Apple announced today via an open letter to their customers that they would not be complying with a court order to “assist in the enabling of the search of a cellular telephone”. This particular phone was owned by one of the San Bernardino shooters.

Part of Apple’s letter states:

Specifically, the FBI wants us to make a new version of the iPhone operating system, circumventing several important security features, and install it on an iPhone recovered during the investigation. In the wrong hands, this software — which does not exist today — would have the potential to unlock any iPhone in someone’s physical possession.

It would be reasonable at this point to ask the question, “What’s the big deal, Apple?” Especially when Apple says in the previous paragraph, “We have great respect for the professionals at the FBI, and we believe their intentions are good.”

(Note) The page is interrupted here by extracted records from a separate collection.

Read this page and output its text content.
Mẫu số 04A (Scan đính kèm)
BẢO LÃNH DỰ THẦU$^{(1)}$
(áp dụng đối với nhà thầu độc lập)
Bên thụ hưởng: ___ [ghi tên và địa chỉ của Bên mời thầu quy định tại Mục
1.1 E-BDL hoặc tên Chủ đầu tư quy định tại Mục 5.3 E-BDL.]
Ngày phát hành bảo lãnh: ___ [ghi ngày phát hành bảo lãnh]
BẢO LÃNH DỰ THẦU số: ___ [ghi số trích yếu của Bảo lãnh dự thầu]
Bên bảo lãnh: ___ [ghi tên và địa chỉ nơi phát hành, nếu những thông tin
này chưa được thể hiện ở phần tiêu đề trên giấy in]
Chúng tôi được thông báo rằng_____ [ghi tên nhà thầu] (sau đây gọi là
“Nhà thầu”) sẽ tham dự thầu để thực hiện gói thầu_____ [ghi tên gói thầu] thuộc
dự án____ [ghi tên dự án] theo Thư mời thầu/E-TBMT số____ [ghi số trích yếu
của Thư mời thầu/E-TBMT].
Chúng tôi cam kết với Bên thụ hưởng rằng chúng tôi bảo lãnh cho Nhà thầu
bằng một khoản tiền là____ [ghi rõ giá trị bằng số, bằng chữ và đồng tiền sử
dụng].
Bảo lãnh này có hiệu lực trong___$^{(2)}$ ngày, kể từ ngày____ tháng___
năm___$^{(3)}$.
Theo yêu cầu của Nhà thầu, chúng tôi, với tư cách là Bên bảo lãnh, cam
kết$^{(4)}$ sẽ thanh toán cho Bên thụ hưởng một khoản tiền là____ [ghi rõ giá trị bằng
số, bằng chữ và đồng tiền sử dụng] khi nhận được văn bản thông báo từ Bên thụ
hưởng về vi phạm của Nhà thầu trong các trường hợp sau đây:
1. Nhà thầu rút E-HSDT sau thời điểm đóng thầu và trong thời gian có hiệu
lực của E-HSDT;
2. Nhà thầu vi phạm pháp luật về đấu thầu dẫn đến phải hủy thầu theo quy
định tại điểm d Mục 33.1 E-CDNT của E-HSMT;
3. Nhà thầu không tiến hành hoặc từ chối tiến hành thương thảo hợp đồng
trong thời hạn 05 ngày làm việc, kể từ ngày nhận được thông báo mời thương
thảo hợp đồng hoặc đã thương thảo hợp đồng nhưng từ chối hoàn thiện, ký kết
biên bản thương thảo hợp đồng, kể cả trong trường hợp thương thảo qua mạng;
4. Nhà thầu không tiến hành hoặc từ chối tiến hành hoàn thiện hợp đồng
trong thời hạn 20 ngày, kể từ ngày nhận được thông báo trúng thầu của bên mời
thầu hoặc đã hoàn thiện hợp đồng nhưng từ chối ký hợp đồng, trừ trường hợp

Here’s why this is a Big Deal, and why Apple giving in and creating such a piece of software truly is a Nightmare Scenario:

1. Apple can’t Just Decrypt This Phone

The FBI has already asked Apple to do this, and they said it’s not possible. Since iOS 8 was released, all iOS devices encrypt their contents with a combination of data that’s only on the device. Apple doesn’t have this data, and they can’t retrieve it, even if they wanted to. The only way to decrypt the phone is by entering the passcode.

2. The FBI can’t Guess the Passcode

The phone only allows 10 wrong guesses before it will erase its contents, and entering the code requires physically tapping on the screen, a process which takes several seconds per attempt. Even if there was not a 10 try limit, it would take years for the FBI to try every combination.

3. What the FBI Wants from Apple

The court order demands apple do 3 things:

  1. Turn off the Auto-Erase function.
  2. Allow passcodes to be entered electronically.
  3. Ensure that passcodes can be entered as quickly as possible by the software (no added delay).

4. How Apple Could Comply

Because the security features are a built-in part of iOS, the only way they could be bypassed would be for Apple to build a custom version of iOS that removed these security measures. Then, this custom version would have to be installed on the phone in question, where it would then allow the FBI to run their own software to attempt to guess the passcode. It is not clear if the FBI would be successful in this endeavor even given the opportunity.

5. Why Compliance Would be a Nightmare Scenario

If Apple were to create a version of iOS that could remove these security features when installed, then you can rest assured that it would only be a matter of months before:

  1. Other law enforcement agencies would demand access to this software to attempt to unlock phones for all sorts of petty crimes.
  2. Those same law enforcement agencies would immediately lose possession of the software to malicious parties.
  3. Exploits would appear online, tricking users into “upgrading” their phones to use this insecure software, making it instantly accessible to malicious hackers the world over.

The bottom line is that this is pandora’s box. If Apple creates a piece of software to turn off all these features, then the features might as well not exist for anyone, and that software will absolutely be used for evil in short time.

None of this addresses what is arguably a bigger issue: Whether or not government should be able to force companies to create new products with the purpose of rendering old products insecure and/or for the explicit purpose of acquiring their customers’ private data.